Saturday, July 11, 2015

double rainbow


 The familiarity of home in Maryland was weighing on me a few weeks ago.  For some reason waves of stress and anxiety decided to fill up inside and I began to miss our simple farm life and the endless amounts of tomatoes that would be piling up on my kitchen counter right about now, and I missed my Grandma. But mashed up against these emotions were also genuine feelings of happiness to be living here in this mountain city. There is a lot of life on these streets and so much more exploring to do. You know, it's an interesting thing to want to be in two places at once.
---
Kyle and I were finishing up a walk in the woods together as a biker passed us. He was older and looked to be in good shape. He said hello and asked how we were doing, I replied with "great, how about you!" He hollered back at me, "Awesome! Best day of my life!" I loved the contentment and satisfaction wrapped up in his short statement. I want to always find that and hold it close.
---
What I need to get over is that there is only something noteworthy about the twenty-something-year-old mind process. I've always thought we are the most bold and free thinking at this stage in the game-- naive too about the world- allowing us to move forward and explore openly and without fear or hesitation. I've thought is was really important to see and do all I could during this time because it would profoundly change the way I viewed the world for the rest of my life. But the truth is- that is not true. That idea needs to leave my body and fly away with the wind because we can and should think boldly and creatively and openly all throughout our lives, and if that is the case, the adventures should never end.

---
I'm currently working at a school that Sage attends. She is in a preschool class, while I co-teach a class of three year old children. It's a play-based curriculum and my co-workers have been taught to initiate creative thinking with kids and peacefully break up arguments.  I watch them get down to eye level with the little ones and calmly talk the issues through. I'm always amazed at how well they can sift through the problem and make the situation better. I think, some of these teachers have found their calling and they are damn good at what they do. Me on the other hand, I'm taking notes. Passionately, I am not a teacher like them. Passionately, I am a photographer. But I can try to do this teacher thing for a time period. I can do it.
---
Sage is forming friendships with her classmates and seeing them play together on the playground blows my mind. The first moment I saw her little body appear almost four years ago is still so strongly fixated into my memories, I can't believe she is now at this stage -running freely around, her legs moving so fast. Her blond hair is lightening up from the sun and little freckles are forming on her nose. She tells me she wants to grow her hair long and wear earrings. The colorful sentences she speaks gives us just a little view into the world of her thoughts. I think I may always feel pressure within myself to keep fostering that part of her. I want her to always imagine. I want her to always play.

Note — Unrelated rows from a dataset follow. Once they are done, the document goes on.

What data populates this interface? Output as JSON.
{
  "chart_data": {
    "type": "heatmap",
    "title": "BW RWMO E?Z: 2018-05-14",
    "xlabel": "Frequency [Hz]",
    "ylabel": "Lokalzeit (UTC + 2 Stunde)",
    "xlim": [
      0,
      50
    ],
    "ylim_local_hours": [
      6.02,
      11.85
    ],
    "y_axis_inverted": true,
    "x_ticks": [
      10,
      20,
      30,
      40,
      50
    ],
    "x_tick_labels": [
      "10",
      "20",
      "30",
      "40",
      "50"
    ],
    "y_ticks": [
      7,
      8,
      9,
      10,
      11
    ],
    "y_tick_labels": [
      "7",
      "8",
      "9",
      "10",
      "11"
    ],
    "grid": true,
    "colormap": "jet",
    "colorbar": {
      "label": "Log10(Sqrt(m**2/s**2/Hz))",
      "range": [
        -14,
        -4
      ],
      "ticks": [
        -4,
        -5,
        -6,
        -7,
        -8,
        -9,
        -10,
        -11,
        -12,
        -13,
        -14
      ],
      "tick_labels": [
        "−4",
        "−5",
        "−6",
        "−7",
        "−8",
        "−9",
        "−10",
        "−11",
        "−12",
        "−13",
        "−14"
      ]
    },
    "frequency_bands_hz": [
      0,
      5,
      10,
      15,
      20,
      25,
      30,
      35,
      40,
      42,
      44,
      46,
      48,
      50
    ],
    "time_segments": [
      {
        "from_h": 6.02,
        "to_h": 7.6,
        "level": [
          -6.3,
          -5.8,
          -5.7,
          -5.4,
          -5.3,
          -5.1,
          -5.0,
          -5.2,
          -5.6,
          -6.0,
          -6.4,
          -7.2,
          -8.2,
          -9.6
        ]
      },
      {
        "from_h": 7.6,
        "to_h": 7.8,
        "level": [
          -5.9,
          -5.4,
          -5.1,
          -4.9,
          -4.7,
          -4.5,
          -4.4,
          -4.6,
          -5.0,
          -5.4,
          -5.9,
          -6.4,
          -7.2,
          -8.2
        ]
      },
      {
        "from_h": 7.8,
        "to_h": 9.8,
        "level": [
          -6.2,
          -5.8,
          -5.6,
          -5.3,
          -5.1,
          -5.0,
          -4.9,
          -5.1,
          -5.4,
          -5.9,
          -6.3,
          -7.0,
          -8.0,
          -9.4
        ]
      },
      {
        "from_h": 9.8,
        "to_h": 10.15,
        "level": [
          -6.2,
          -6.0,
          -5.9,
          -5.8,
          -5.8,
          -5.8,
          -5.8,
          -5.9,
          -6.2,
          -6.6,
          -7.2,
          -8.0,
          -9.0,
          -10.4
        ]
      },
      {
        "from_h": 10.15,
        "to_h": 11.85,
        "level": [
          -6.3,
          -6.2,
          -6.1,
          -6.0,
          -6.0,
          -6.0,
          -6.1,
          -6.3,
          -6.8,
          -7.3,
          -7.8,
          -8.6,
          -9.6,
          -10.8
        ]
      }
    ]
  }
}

Our living situation is interesting for us. Temporarily we are living in an apartment, but we are not apartment people. I love the comfort that my home-base right now brings my family, but I'm excited to find a small house with a yard. We need a garden, it's weird not seeing Kyle digging in the dirt. He's been resourceful with the space we have, though, and has found ways to utilize his passion for horticulture by creating a compost bin in our sun room and a hydroponic system for a few tomato plants. We even have a herb garden thriving in a small makeshift raised bed. I was just chopping up a few handfuls of basil for a quiche the other night and started laughing at the whole situation.

---
The evening sun shines brightly into this space causing the inside to heat up to an uncomfortable  temperature. I find myself sweating and know it's time then to turn the air conditioning on for a bit.  We eat at our kitchen table which we relocated to our living room because of its natural light. Sitting down for a meal together is special and there is no reason to sit and eat in a dark space.

As the sun goes down, I turn off the air. I re-open my windows and a mountain breeze will push in, touching my eyes and cheeks. Soon I can feel it dancing all around from room to room as I get Sage ready for bed.
---
The hum of our ceiling fan and the words from my book put me to sleep at night. I like hearing Kyle softly breath next to me and will always envy his ability to fall asleep so easily. His skin is warm and tan from his long days spent outside. Simone makes her little snort sounds from the cool bathroom floor. Sage should be tugging at my toes soon, with her pillow in hand, asking to come in our bed. I'll say yes and she'll snuggle in between us and twirl a piece of my hair the rest of the night with her finger. I'll feel loved and comfortable in that moment and think this is all so ordinary and special.